Am guten Willen fehlt es nicht: „Viele Unternehmen sind auf dem Weg zu Zero Emission und haben sich ambitionierte Ziele gesetzt. Woran es allerdings oft hapert, sind Strategien, Ressourcen und Know-how“, berichtet Steffen Kiemel. Im Auftrag der Unternehmensberatung Ingenics AG hat der Forscher am Fraunhofer IPA die Studie „Emissionsintensität von Produktions- und Fabrikstrukturen – Der Weg zu Zero Emission“ koordiniert.

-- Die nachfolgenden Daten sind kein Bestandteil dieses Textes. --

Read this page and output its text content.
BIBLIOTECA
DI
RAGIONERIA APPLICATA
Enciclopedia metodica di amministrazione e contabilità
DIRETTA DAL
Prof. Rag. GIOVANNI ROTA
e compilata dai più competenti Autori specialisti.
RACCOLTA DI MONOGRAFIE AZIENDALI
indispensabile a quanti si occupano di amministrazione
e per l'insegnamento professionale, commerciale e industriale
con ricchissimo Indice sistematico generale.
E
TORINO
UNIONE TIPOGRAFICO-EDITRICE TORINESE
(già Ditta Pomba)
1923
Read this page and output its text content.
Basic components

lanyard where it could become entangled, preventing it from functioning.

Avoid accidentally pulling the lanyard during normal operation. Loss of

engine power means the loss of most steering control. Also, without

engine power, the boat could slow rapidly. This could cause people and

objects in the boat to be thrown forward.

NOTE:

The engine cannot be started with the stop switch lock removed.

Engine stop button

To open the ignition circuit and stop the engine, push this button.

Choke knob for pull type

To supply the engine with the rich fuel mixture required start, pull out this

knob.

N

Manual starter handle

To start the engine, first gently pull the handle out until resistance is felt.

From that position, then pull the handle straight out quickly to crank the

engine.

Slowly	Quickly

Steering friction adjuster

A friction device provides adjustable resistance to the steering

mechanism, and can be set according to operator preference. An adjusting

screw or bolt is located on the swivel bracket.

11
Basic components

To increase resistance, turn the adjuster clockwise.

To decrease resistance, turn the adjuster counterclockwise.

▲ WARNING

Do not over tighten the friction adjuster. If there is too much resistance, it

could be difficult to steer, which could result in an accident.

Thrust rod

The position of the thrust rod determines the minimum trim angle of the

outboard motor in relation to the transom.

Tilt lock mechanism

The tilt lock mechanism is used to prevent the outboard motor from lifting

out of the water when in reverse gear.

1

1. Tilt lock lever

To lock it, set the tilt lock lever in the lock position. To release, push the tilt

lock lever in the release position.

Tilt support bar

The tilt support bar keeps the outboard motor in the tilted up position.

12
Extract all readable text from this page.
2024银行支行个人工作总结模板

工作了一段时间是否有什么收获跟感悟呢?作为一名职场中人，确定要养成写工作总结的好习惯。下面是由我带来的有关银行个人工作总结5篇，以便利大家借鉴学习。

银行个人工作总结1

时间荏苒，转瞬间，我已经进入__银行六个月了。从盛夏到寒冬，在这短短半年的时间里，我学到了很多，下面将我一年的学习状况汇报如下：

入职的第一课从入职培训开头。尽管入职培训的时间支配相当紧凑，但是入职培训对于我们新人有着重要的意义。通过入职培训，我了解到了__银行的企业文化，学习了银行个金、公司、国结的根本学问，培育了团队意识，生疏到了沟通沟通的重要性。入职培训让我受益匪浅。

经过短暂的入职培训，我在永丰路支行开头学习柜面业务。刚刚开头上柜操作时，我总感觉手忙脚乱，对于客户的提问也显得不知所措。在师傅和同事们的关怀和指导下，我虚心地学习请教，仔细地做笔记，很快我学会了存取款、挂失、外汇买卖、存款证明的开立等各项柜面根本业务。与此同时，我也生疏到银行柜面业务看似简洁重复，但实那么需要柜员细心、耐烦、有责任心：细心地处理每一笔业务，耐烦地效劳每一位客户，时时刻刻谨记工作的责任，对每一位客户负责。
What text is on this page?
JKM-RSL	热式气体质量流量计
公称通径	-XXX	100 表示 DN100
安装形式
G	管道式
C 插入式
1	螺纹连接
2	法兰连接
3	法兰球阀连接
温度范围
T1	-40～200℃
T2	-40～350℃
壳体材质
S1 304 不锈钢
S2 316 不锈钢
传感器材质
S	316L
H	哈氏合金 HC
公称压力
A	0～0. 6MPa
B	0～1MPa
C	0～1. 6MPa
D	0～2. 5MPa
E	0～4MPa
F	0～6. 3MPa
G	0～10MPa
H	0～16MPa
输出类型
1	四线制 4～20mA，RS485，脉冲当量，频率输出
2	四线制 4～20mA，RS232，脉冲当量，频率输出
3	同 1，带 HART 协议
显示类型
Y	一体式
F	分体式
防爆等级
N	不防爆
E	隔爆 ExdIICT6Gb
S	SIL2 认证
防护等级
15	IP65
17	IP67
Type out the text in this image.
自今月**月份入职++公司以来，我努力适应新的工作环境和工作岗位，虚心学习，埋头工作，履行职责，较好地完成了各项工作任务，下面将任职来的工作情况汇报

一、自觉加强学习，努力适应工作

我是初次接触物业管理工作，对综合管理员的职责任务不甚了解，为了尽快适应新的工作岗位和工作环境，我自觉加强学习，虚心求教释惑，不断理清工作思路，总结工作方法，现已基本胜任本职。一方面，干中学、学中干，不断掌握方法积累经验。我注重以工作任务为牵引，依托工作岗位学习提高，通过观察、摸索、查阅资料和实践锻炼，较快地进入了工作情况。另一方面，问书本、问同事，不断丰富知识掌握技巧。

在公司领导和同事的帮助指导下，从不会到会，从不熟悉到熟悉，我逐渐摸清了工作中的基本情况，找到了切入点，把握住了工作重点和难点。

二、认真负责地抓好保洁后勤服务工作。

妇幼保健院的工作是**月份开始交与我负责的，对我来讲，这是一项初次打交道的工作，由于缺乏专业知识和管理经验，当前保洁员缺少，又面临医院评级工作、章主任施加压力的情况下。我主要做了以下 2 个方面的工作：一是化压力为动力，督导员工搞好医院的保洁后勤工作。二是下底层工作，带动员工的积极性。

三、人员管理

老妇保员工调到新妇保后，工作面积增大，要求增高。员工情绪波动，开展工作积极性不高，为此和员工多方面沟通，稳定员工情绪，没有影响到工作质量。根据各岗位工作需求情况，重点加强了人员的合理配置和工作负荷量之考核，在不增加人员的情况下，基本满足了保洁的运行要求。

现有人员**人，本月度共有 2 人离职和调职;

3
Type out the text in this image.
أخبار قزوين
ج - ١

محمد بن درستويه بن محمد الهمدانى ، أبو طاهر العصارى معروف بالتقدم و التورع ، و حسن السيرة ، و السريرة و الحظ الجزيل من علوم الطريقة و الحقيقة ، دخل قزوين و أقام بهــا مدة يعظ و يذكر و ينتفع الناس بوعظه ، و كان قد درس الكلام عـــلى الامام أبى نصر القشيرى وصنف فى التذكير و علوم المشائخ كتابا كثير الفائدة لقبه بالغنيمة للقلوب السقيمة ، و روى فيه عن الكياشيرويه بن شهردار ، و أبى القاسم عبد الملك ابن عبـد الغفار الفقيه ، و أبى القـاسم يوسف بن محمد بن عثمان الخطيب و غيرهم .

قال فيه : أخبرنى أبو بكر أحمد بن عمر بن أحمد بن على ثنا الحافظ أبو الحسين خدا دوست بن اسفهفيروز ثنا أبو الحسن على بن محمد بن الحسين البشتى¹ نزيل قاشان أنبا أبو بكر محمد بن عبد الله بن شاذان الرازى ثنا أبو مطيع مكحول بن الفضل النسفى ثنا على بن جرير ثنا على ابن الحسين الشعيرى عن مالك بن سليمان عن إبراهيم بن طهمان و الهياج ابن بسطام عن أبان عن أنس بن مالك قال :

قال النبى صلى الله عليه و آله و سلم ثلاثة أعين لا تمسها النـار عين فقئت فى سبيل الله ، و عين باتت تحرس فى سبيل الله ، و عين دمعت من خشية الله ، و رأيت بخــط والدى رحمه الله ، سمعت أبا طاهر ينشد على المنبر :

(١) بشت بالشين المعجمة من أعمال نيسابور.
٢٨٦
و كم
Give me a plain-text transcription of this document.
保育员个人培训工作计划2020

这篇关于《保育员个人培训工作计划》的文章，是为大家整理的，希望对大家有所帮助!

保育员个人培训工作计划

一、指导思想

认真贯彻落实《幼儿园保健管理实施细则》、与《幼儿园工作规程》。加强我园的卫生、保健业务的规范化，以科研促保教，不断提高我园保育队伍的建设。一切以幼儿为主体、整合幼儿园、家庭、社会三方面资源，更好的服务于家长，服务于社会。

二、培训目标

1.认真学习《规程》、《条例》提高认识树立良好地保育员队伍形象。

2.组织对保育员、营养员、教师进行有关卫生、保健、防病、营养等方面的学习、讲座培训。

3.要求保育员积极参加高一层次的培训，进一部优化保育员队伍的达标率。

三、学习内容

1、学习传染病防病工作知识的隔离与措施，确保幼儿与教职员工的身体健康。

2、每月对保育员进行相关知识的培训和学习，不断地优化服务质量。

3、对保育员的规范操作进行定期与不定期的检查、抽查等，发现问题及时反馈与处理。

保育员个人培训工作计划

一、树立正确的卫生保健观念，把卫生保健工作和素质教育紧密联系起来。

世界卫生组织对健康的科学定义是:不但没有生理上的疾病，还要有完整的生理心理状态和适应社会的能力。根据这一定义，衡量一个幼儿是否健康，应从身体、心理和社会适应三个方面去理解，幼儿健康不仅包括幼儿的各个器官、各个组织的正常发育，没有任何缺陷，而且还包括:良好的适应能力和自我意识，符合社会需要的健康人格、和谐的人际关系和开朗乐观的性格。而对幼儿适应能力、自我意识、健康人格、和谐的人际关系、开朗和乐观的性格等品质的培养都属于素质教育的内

Produzierende Unternehmen müssen Emissionen reduzieren
Derzeit trägt die Industrie 24 Prozent zur globalen Treibhausgas-Emission bei. Um das im Pariser Abkommen 2015 definierte Klimaziel – eine Begrenzung der Erderwärmung auf deutlich unter 2 °C, besser 1,5 °C, im Vergleich zum vorindustriellen Zeitalter – zu erreichen, muss auch das verarbeitende Gewerbe in den nächsten Jahren massiv Emissionen reduzieren. Im Idealfall auf null: Zero Emission.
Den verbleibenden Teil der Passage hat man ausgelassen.